For the Coal Miners

When I began looking a decade ago at how coal and nuclear power compared, I expected it to be six of one, half a dozen of the other. I started out with this prejudice in part because it’s in the air that nuclear power kills (but not how many) and in part because I grew up in an area where newspapers covered coal-mining accidents.

More than 130 coal miners recently died in China. More coal miners have died in Ukrainian coal-mining accidents since Chernobyl than are expected to die from Chernobyl by the high estimate. China in 2004 went through a Chernobyl (high estimate) of miners every 8 months (official statistics) or 2.5 months (unofficial).

Black lung is a bigger killer of coal miners. In the US, perhaps some 35 miners yearly die in accidents, while more than a thousand die yearly from pneumoconiosis and other diseases. We go through a Chernobyl (high estimate) of US coal miners every 3 to 4 years (it used to be much faster).

I grew up poor. I’ve always seen it as a class issue that the problems of miners are neglected when the public compares pros and cons of various energy sources. I’ve always seen it as a class issue when the public worries about nuclear energy and ignores that particulates alone from fossil fuel pollution kill more than 15 Chernobyls (high estimate) of Americans yearly — this disproportionately affects people in the lower classes and with other health problems (eg, minorities).

For a long while, I held in my mind and my heart the forgotten tens of thousands of Americans, hundreds of thousands worldwide, who die yearly from fossil fuels while people debate whether nuclear power, whether Yucca Mountain, will ever be safe enough.

I eventually became more aware of the importance of climate change and see why there is more focus on it than on direct death through pollution. But the number of mining accidents in recent months has reminded me of my old concern.

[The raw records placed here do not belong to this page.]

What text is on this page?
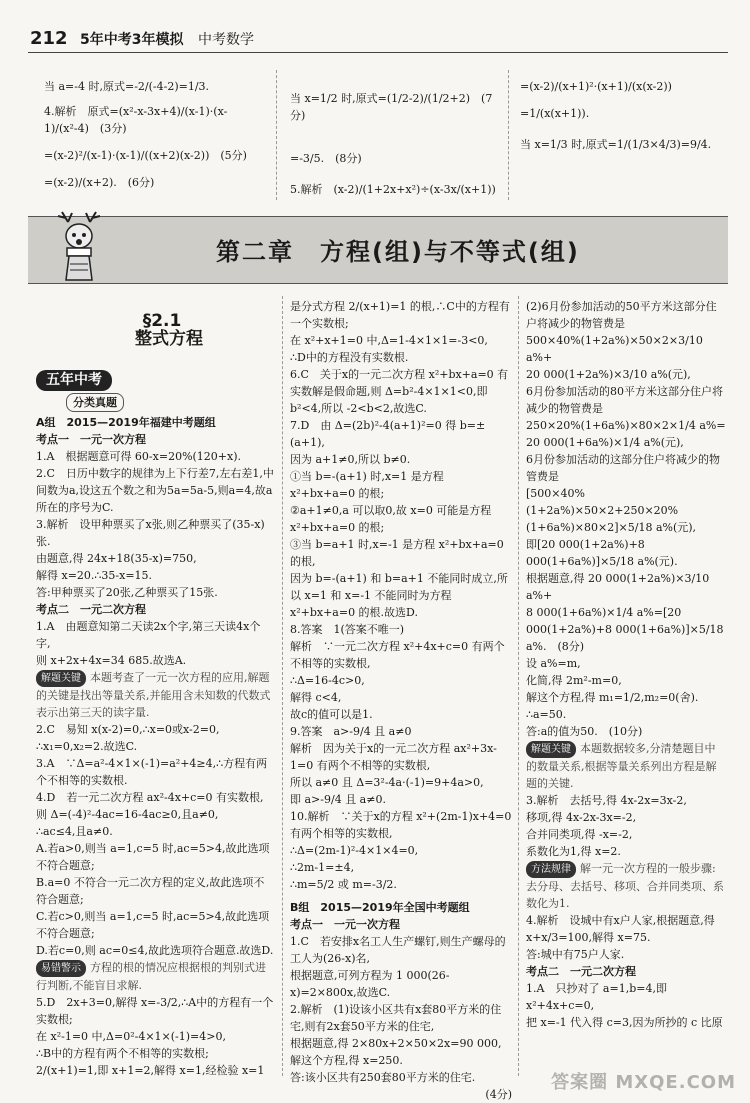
212 5年中考3年模拟 中考数学

当 a=-4 时,原式=-2/(-4-2)=1/3.

4.解析　原式=(x²-x-3x+4)/(x-1)·(x-1)/(x²-4)　(3分)

=(x-2)²/(x-1)·(x-1)/((x+2)(x-2))　(5分)

=(x-2)/(x+2).　(6分)

当 x=1/2 时,原式=(1/2-2)/(1/2+2)　(7分)

=-3/5.　(8分)

5.解析　(x-2)/(1+2x+x²)÷(x-3x/(x+1))

=(x-2)/(x+1)²·(x+1)/(x(x-2))

=1/(x(x+1)).

当 x=1/3 时,原式=1/(1/3×4/3)=9/4.

第二章　方程(组)与不等式(组)

§2.1
整式方程

五年中考

分类真题

A组　2015—2019年福建中考题组

考点一　一元一次方程

1.A　根据题意可得 60-x=20%(120+x).

2.C　日历中数字的规律为上下行差7,左右差1,中间数为a,设这五个数之和为5a=5a-5,则a=4,故a所在的序号为C.

3.解析　设甲种票买了x张,则乙种票买了(35-x)张.

由题意,得 24x+18(35-x)=750,

解得 x=20.∴35-x=15.

答:甲种票买了20张,乙种票买了15张.

考点二　一元二次方程

1.A　由题意知第二天读2x个字,第三天读4x个字,

则 x+2x+4x=34 685.故选A.

解题关键 本题考查了一元一次方程的应用,解题的关键是找出等量关系,并能用含未知数的代数式表示出第三天的读字量.

2.C　易知 x(x-2)=0,∴x=0或x-2=0,

∴x₁=0,x₂=2.故选C.

3.A　∵Δ=a²-4×1×(-1)=a²+4≥4,∴方程有两个不相等的实数根.

4.D　若一元二次方程 ax²-4x+c=0 有实数根,

则 Δ=(-4)²-4ac=16-4ac≥0,且a≠0,

∴ac≤4,且a≠0.

A.若a>0,则当 a=1,c=5 时,ac=5>4,故此选项不符合题意;

B.a=0 不符合一元二次方程的定义,故此选项不符合题意;

C.若c>0,则当 a=1,c=5 时,ac=5>4,故此选项不符合题意;

D.若c=0,则 ac=0≤4,故此选项符合题意.故选D.

易错警示 方程的根的情况应根据根的判别式进行判断,不能盲目求解.

5.D　2x+3=0,解得 x=-3/2,∴A中的方程有一个实数根;

在 x²-1=0 中,Δ=0²-4×1×(-1)=4>0,

∴B中的方程有两个不相等的实数根;

2/(x+1)=1,即 x+1=2,解得 x=1,经检验 x=1

是分式方程 2/(x+1)=1 的根,∴C中的方程有一个实数根;

在 x²+x+1=0 中,Δ=1-4×1×1=-3<0,

∴D中的方程没有实数根.

6.C　关于x的一元二次方程 x²+bx+a=0 有实数解是假命题,则 Δ=b²-4×1×1<0,即 b²<4,所以 -2<b<2,故选C.

7.D　由 Δ=(2b)²-4(a+1)²=0 得 b=±(a+1),

因为 a+1≠0,所以 b≠0.

①当 b=-(a+1) 时,x=1 是方程 x²+bx+a=0 的根;

②a+1≠0,a 可以取0,故 x=0 可能是方程 x²+bx+a=0 的根;

③当 b=a+1 时,x=-1 是方程 x²+bx+a=0 的根,

因为 b=-(a+1) 和 b=a+1 不能同时成立,所以 x=1 和 x=-1 不能同时为方程 x²+bx+a=0 的根.故选D.

8.答案　1(答案不唯一)

解析　∵一元二次方程 x²+4x+c=0 有两个不相等的实数根,

∴Δ=16-4c>0,

解得 c<4,

故c的值可以是1.

9.答案　a>-9/4 且 a≠0

解析　因为关于x的一元二次方程 ax²+3x-1=0 有两个不相等的实数根,

所以 a≠0 且 Δ=3²-4a·(-1)=9+4a>0,

即 a>-9/4 且 a≠0.

10.解析　∵关于x的方程 x²+(2m-1)x+4=0 有两个相等的实数根,

∴Δ=(2m-1)²-4×1×4=0,

∴2m-1=±4,

∴m=5/2 或 m=-3/2.

B组　2015—2019年全国中考题组

考点一　一元一次方程

1.C　若安排x名工人生产螺钉,则生产螺母的工人为(26-x)名,

根据题意,可列方程为 1 000(26-x)=2×800x,故选C.

2.解析　(1)设该小区共有x套80平方米的住宅,则有2x套50平方米的住宅,

根据题意,得 2×80x+2×50×2x=90 000,

解这个方程,得 x=250.

答:该小区共有250套80平方米的住宅.

(4分)

(2)6月份参加活动的50平方米这部分住户将减少的物管费是

500×40%(1+2a%)×50×2×3/10 a%+

20 000(1+2a%)×3/10 a%(元),

6月份参加活动的80平方米这部分住户将减少的物管费是

250×20%(1+6a%)×80×2×1/4 a%=

20 000(1+6a%)×1/4 a%(元),

6月份参加活动的这部分住户将减少的物管费是

[500×40%(1+2a%)×50×2+250×20%(1+6a%)×80×2]×5/18 a%(元),

即[20 000(1+2a%)+8 000(1+6a%)]×5/18 a%(元).

根据题意,得 20 000(1+2a%)×3/10 a%+

8 000(1+6a%)×1/4 a%=[20 000(1+2a%)+8 000(1+6a%)]×5/18 a%.　(8分)

设 a%=m,

化简,得 2m²-m=0,

解这个方程,得 m₁=1/2,m₂=0(舍).

∴a=50.

答:a的值为50.　(10分)

解题关键 本题数据较多,分清楚题目中的数量关系,根据等量关系列出方程是解题的关键.

3.解析　去括号,得 4x-2x=3x-2,

移项,得 4x-2x-3x=-2,

合并同类项,得 -x=-2,

系数化为1,得 x=2.

方法规律 解一元一次方程的一般步骤:去分母、去括号、移项、合并同类项、系数化为1.

4.解析　设城中有x户人家,根据题意,得

x+x/3=100,解得 x=75.

答:城中有75户人家.

考点二　一元二次方程

1.A　只抄对了 a=1,b=4,即 x²+4x+c=0,

把 x=-1 代入得 c=3,因为所抄的 c 比原

答案圈 MXQE.COM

Perhaps you can join me in a little prayer of remembrance for the many millions of people who die from fossil fuels, from coal, from coal mining, unnoted, because their deaths and lives don’t trigger our notice.

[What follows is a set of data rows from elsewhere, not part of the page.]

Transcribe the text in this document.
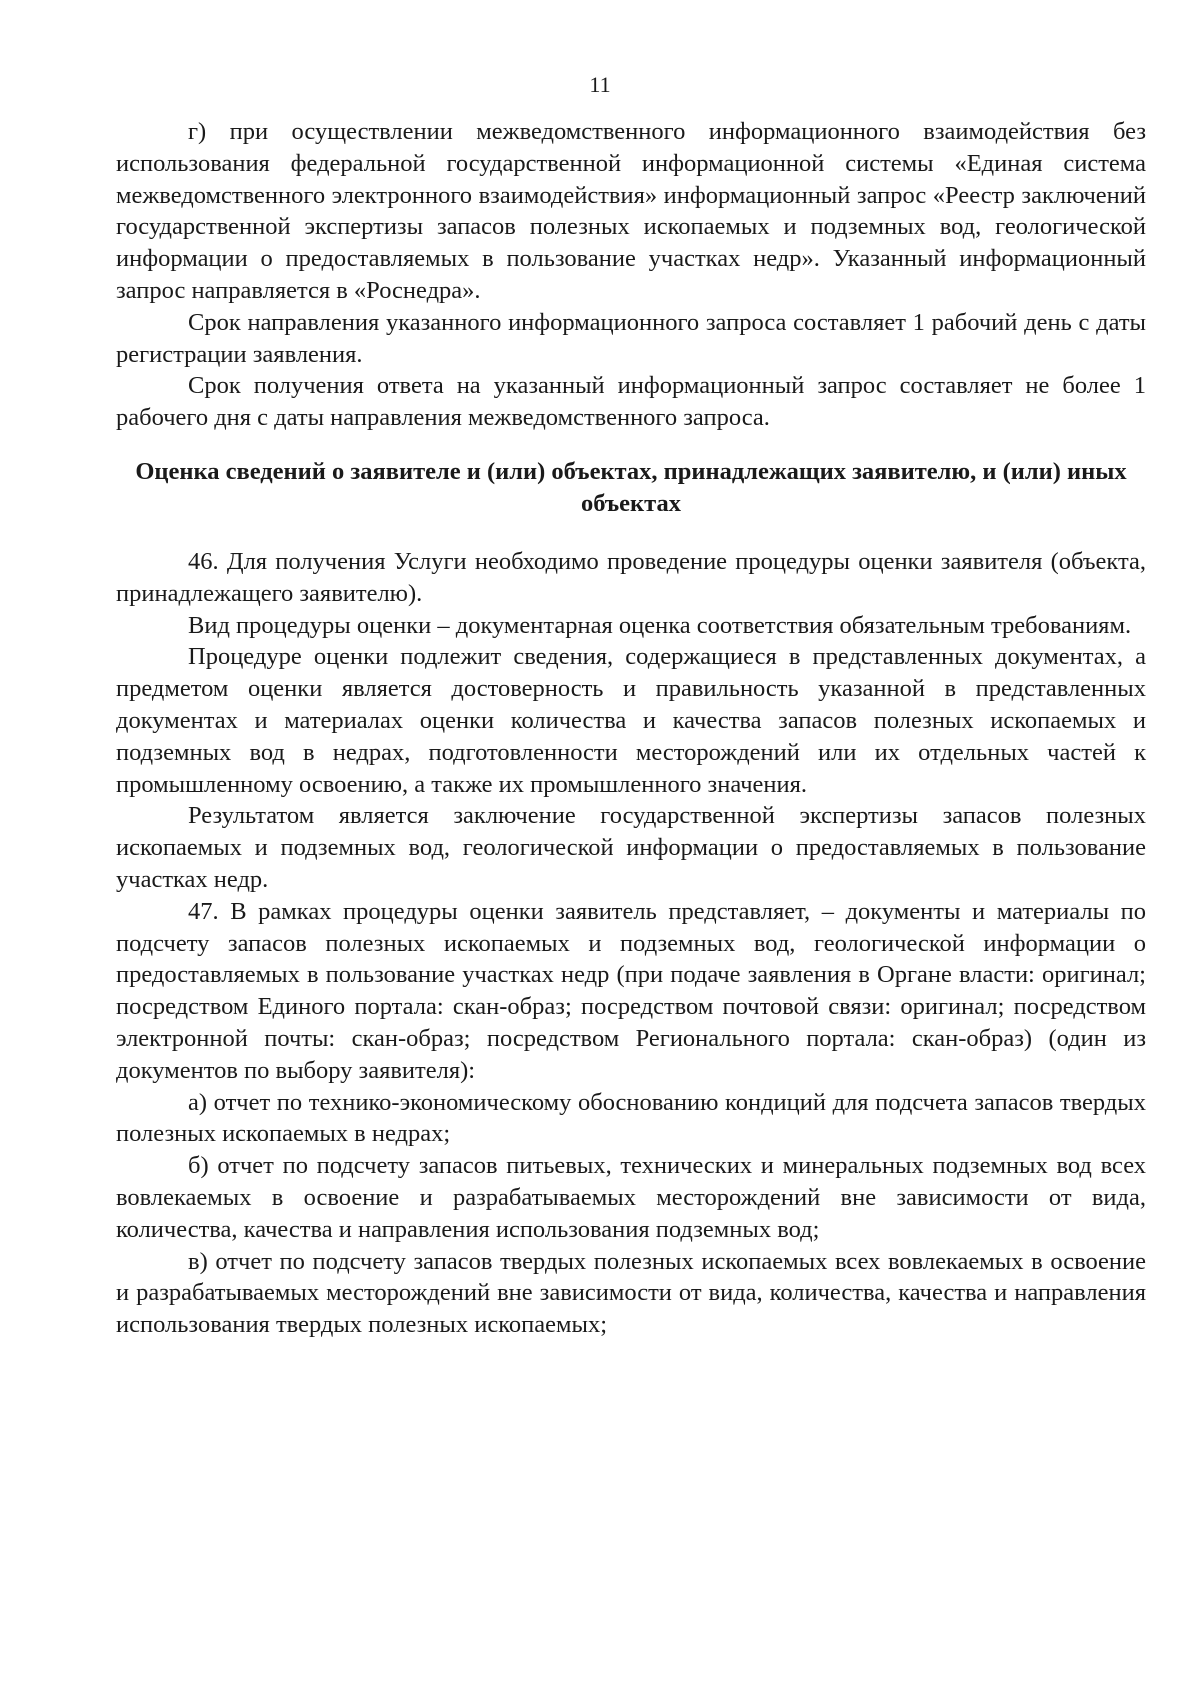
11

г) при осуществлении межведомственного информационного взаимодействия без использования федеральной государственной информационной системы «Единая система межведомственного электронного взаимодействия» информационный запрос «Реестр заключений государственной экспертизы запасов полезных ископаемых и подземных вод, геологической информации о предоставляемых в пользование участках недр». Указанный информационный запрос направляется в «Роснедра».

Срок направления указанного информационного запроса составляет 1 рабочий день с даты регистрации заявления.

Срок получения ответа на указанный информационный запрос составляет не более 1 рабочего дня с даты направления межведомственного запроса.

Оценка сведений о заявителе и (или) объектах, принадлежащих заявителю, и (или) иных объектах

46. Для получения Услуги необходимо проведение процедуры оценки заявителя (объекта, принадлежащего заявителю).

Вид процедуры оценки – документарная оценка соответствия обязательным требованиям.

Процедуре оценки подлежит сведения, содержащиеся в представленных документах, а предметом оценки является достоверность и правильность указанной в представленных документах и материалах оценки количества и качества запасов полезных ископаемых и подземных вод в недрах, подготовленности месторождений или их отдельных частей к промышленному освоению, а также их промышленного значения.

Результатом является заключение государственной экспертизы запасов полезных ископаемых и подземных вод, геологической информации о предоставляемых в пользование участках недр.

47. В рамках процедуры оценки заявитель представляет, – документы и материалы по подсчету запасов полезных ископаемых и подземных вод, геологической информации о предоставляемых в пользование участках недр (при подаче заявления в Органе власти: оригинал; посредством Единого портала: скан-образ; посредством почтовой связи: оригинал; посредством электронной почты: скан-образ; посредством Регионального портала: скан-образ) (один из документов по выбору заявителя):

а) отчет по технико-экономическому обоснованию кондиций для подсчета запасов твердых полезных ископаемых в недрах;

б) отчет по подсчету запасов питьевых, технических и минеральных подземных вод всех вовлекаемых в освоение и разрабатываемых месторождений вне зависимости от вида, количества, качества и направления использования подземных вод;

в) отчет по подсчету запасов твердых полезных ископаемых всех вовлекаемых в освоение и разрабатываемых месторождений вне зависимости от вида, количества, качества и направления использования твердых полезных ископаемых;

Comments that go beyond praise and nays In the previous post, Michael goes into some detail as to why the ability to change our outlook is not sufficient to assure that we can wade throught the complexities.

2 Responses to “For the Coal Miners”

  1. James Aach says:

    Readers interested in energy issues may wish to check out RadDecision.blogspot.com, which links to a techno-thriller novel about the American nuclear power industry. Written by a longtime nuclear engineer, it provides an entertaining and accurate portrait of a nuclear power plant and how an accident might be handled. There is no cost to readers. http://RadDecision.blogspot.com

  2. Rick Brooks says:

    Thanks for the blog, Karen.

    I still live where I grew up, in Chelsea, OK. It was the site of Oklahoma’s first oil well and had survived for most of it’s existence on the coal and oil industries.

    Much of the land around Chelsea was strip mined before reclaimation laws. I flew over Chelsea once in a small plane and the view looked like a target, with rings of pits and mounds surrounding the bullseye of the town.

    My Dad worked in the oil field for one company for 30 years until he was laid off because of his age. I later watched the economic devistation of the town as the oil and coal were depleted.

    I know intellectually some of the problems of global dependence on fossil fuels. I have first hand knowledge of the results of dependence on a local level.